Il s’agit cette fois d’un album de Anne-Gaëlle Balpe et Vincent Mahé, aux éditions Milan.

Cet album donne à voir de magnifiques illustrations. Mais dès la première page, je me pose des questions : la longueur et la masse sont bien des grandeurs mesurables, mais pas la température ainsi considérée. Pour être mesurable, il me semble bien qu’il faut qu’on puisse effectuer des sommes avec du sens. Par exemple, une longueur de 1m plus une longueur de 2m, cela fait une longueur de 3m. Mais de l’eau à 10°C plus de l’eau à 20°C, cela ne donne pas de l’eau à 30°C. Et le paragraphe s’achève sur ce mystérieux « trois plus trois est toujours égal à six », écrit entièrement en lettres. Est-ce parce que le nombre est considéré ici comme une grandeur ? Une mesure de quantité ?

Parfois, je me fatigue moi-même.
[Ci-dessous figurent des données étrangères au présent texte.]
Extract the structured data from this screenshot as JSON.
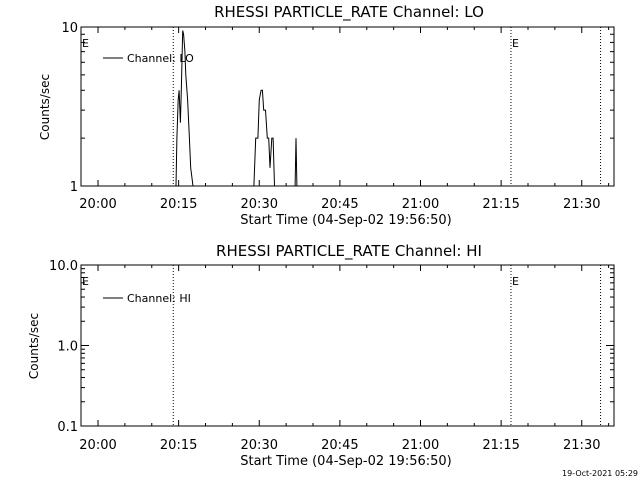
{
  "footer_timestamp": "19-Oct-2021 05:29",
  "chart_data": [
    {
      "type": "line",
      "title": "RHESSI PARTICLE_RATE Channel: LO",
      "xlabel": "Start Time (04-Sep-02 19:56:50)",
      "ylabel": "Counts/sec",
      "yscale": "log",
      "ylim": [
        1,
        10
      ],
      "xlim": [
        "19:56:50",
        "21:36:00"
      ],
      "x_ticks": [
        "20:00",
        "20:15",
        "20:30",
        "20:45",
        "21:00",
        "21:15",
        "21:30"
      ],
      "y_ticks": [
        "1",
        "10"
      ],
      "legend": {
        "label": "Channel: LO",
        "position": "top-left"
      },
      "markers": [
        {
          "label": "E",
          "time": "19:56:50"
        },
        {
          "time": "20:14:00"
        },
        {
          "label": "E",
          "time": "21:16:50"
        },
        {
          "time": "21:33:30"
        }
      ],
      "series": [
        {
          "name": "Channel: LO",
          "x": [
            "20:14:30",
            "20:14:40",
            "20:14:55",
            "20:15:05",
            "20:15:20",
            "20:15:30",
            "20:15:45",
            "20:15:55",
            "20:16:10",
            "20:16:20",
            "20:16:40",
            "20:17:00",
            "20:17:15",
            "20:17:40",
            "20:17:55",
            "20:29:00",
            "20:29:20",
            "20:29:45",
            "20:30:00",
            "20:30:20",
            "20:30:35",
            "20:30:50",
            "20:31:10",
            "20:31:30",
            "20:31:45",
            "20:32:00",
            "20:32:20",
            "20:32:35",
            "20:32:50",
            "20:33:05",
            "20:33:20",
            "20:36:40",
            "20:36:50",
            "20:37:00"
          ],
          "y": [
            1,
            2,
            3.5,
            4,
            2.5,
            4,
            9.5,
            9,
            7,
            5,
            3.5,
            2,
            1.3,
            1,
            null,
            1,
            2,
            2,
            3.5,
            4,
            4,
            3,
            3,
            2,
            2,
            1.3,
            2,
            2,
            1,
            1,
            null,
            1,
            2,
            1
          ]
        }
      ]
    },
    {
      "type": "line",
      "title": "RHESSI PARTICLE_RATE Channel: HI",
      "xlabel": "Start Time (04-Sep-02 19:56:50)",
      "ylabel": "Counts/sec",
      "yscale": "log",
      "ylim": [
        0.1,
        10
      ],
      "xlim": [
        "19:56:50",
        "21:36:00"
      ],
      "x_ticks": [
        "20:00",
        "20:15",
        "20:30",
        "20:45",
        "21:00",
        "21:15",
        "21:30"
      ],
      "y_ticks": [
        "0.1",
        "1.0",
        "10.0"
      ],
      "legend": {
        "label": "Channel: HI",
        "position": "top-left"
      },
      "markers": [
        {
          "label": "E",
          "time": "19:56:50"
        },
        {
          "time": "20:14:00"
        },
        {
          "label": "E",
          "time": "21:16:50"
        },
        {
          "time": "21:33:30"
        }
      ],
      "series": [
        {
          "name": "Channel: HI",
          "x": [],
          "y": []
        }
      ]
    }
  ]
}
Je pourrais aussi lire tranquillou…

En fait, la suite de l’album va remiser mes questions.

La mission de l’important monsieur Gramme, qui contribue à conserver l’équilibre du monde, et qui n’est pas un jojo-le-rigolo, se précise : il « met des quantités sur des choses ». Il catégorise les grandeurs. Et ce pauvre monsieur « garde précieusement les modèles de rond, de carré, de triangle et de rectangle ». Alors là, monsieur Gramme, sortez de votre page ou laissez-moi y entrer s’il vous plaît. Faut qu’on discute. Si vous voulez, je vous amène 2 grammes de mon thé noir fumé du Malawi (118 844 mètres carrés, point culminant à 3 002 mètres), dans une tasse d’une capacité de 25cL avec 200 centimètres cubes d’eau à 90°C, et on s’assoit un petit quart d’heure pour parler de ronds, déjà, et puis pour causer carrés et rectangles, parce que je pressens que vous n’êtes pas 100% au clair. Or, cher monsieur Gramme, vous m’avez l’air d’un monsieur qui aime être au clair.
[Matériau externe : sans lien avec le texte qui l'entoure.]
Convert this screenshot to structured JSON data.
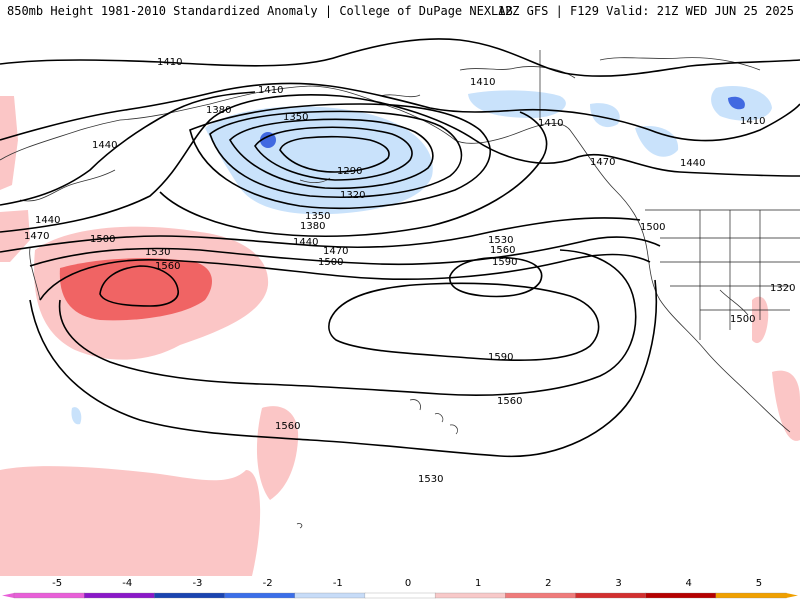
{
  "header": {
    "left_title": "850mb Height 1981-2010 Standardized Anomaly | College of DuPage NEXLAB",
    "right_title": "12Z GFS | F129 Valid: 21Z WED JUN 25 2025"
  },
  "map": {
    "contour_labels": [
      "1410",
      "1410",
      "1410",
      "1410",
      "1410",
      "1440",
      "1440",
      "1440",
      "1470",
      "1470",
      "1500",
      "1500",
      "1500",
      "1530",
      "1530",
      "1530",
      "1560",
      "1560",
      "1560",
      "1560",
      "1590",
      "1590",
      "1500",
      "1350",
      "1350",
      "1380",
      "1380",
      "1290",
      "1320",
      "1320",
      "1440",
      "1470"
    ],
    "anomaly_colors": {
      "neg1": "#c9e2fb",
      "neg2": "#8cb8f2",
      "neg3": "#4169e1",
      "pos1": "#fbc6c6",
      "pos2": "#f06464"
    }
  },
  "colorbar": {
    "ticks": [
      "-5",
      "-4",
      "-3",
      "-2",
      "-1",
      "0",
      "1",
      "2",
      "3",
      "4",
      "5"
    ],
    "colors": [
      "#e85fd8",
      "#8a18c8",
      "#1a44b0",
      "#3b6ee8",
      "#c7dcf8",
      "#ffffff",
      "#f8c9c9",
      "#ef7b7b",
      "#d22f2f",
      "#b50000",
      "#f0a000"
    ]
  }
}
Mais monsieur Gramme n’a pas le temps de boire un thé, même fumé du Malawi : il a plus important dans sa vie, c’est son fiston. Et son fiston est revenu grognon de l’école, pour une histoire de copains. Alors monsieur Gramme et son fils s’interrogent : peut-on tout mesurer ? On fait quoi du chagrin et de la colère ? Alors ils réfléchissent et ils inventent un « compas gradué » en youpis (avec des centiyoupis et les milliyoupis) pour « apprécier l’écartement des coins de la bouche ». Ils inventent un pleuromesureur en ouinbels et un stéthoscope métronomique en kilojtèmes, un esclaffomètre, une pipette à oh, etc.
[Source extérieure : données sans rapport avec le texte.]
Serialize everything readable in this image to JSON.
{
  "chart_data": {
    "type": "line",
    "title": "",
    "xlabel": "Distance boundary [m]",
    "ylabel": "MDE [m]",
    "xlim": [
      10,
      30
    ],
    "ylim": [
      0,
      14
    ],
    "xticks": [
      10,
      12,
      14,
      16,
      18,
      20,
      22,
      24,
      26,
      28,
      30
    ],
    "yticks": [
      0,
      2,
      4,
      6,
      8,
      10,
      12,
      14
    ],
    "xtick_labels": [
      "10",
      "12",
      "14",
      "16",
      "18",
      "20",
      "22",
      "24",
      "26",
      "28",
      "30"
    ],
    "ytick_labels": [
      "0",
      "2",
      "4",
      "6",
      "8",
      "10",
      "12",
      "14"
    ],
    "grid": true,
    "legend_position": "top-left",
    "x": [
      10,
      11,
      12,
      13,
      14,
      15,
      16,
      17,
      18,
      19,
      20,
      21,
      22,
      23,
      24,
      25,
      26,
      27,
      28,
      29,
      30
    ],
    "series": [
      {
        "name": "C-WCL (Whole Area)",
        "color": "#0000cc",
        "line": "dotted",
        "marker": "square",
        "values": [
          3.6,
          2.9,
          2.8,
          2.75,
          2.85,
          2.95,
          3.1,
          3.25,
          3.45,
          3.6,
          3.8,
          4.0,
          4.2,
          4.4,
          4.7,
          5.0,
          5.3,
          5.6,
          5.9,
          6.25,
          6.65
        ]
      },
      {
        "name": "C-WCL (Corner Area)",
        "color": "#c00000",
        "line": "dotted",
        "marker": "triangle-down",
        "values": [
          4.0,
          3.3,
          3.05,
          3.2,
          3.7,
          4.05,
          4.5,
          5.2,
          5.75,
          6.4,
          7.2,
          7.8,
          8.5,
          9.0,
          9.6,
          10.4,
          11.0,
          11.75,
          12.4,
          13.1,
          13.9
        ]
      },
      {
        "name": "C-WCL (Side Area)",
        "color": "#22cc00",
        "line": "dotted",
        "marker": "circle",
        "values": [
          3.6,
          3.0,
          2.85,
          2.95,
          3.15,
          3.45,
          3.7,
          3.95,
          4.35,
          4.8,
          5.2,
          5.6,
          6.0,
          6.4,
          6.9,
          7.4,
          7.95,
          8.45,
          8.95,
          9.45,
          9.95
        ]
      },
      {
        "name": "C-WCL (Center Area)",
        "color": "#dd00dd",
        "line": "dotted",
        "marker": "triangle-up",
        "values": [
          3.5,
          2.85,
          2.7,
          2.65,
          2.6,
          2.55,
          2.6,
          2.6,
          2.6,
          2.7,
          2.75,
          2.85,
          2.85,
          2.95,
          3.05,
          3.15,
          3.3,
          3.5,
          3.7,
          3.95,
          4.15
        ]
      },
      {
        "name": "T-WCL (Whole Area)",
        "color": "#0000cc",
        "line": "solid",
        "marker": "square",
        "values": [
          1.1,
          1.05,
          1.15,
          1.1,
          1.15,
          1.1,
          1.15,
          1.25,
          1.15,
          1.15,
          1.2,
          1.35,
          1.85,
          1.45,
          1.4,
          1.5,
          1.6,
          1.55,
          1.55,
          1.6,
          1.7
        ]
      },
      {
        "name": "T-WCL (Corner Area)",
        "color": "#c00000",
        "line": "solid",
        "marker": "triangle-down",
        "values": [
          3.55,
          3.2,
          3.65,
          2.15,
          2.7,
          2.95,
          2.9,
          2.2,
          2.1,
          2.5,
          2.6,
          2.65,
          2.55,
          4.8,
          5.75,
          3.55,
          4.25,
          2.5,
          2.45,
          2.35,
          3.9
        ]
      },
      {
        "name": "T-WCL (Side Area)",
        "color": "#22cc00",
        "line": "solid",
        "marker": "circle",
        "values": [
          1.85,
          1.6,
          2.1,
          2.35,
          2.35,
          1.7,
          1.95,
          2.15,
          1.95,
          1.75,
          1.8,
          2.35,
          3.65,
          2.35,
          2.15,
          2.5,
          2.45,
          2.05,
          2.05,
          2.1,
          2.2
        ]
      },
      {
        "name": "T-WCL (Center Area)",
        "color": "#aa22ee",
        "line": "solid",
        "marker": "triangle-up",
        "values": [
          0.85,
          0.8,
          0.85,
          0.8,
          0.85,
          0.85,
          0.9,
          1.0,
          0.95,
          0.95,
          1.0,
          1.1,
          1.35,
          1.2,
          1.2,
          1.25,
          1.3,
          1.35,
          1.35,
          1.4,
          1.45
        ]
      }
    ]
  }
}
Mais voilà, tous ces nouveaux appareils de mesure sèment la bizouille. Les gens mesurent tout, même ce qui ne devrait surtout pas se mesurer, et pour cause : ce n’est pas mesurable. Ils mesurent qu’ils ne s’aiment pas assez, ils mesurent que leur sourire est trop petit… Monsieur Gramme et son fils vont devoir trouver une solution.

Il m’a plu, cet album. En fait, je crois bien qu’il parle exactement de grandeur mesurable. Il pourrait même être un bon point de départ pour introduire l’idée de grandeur mesurable ou repérable ou rien de tout cela.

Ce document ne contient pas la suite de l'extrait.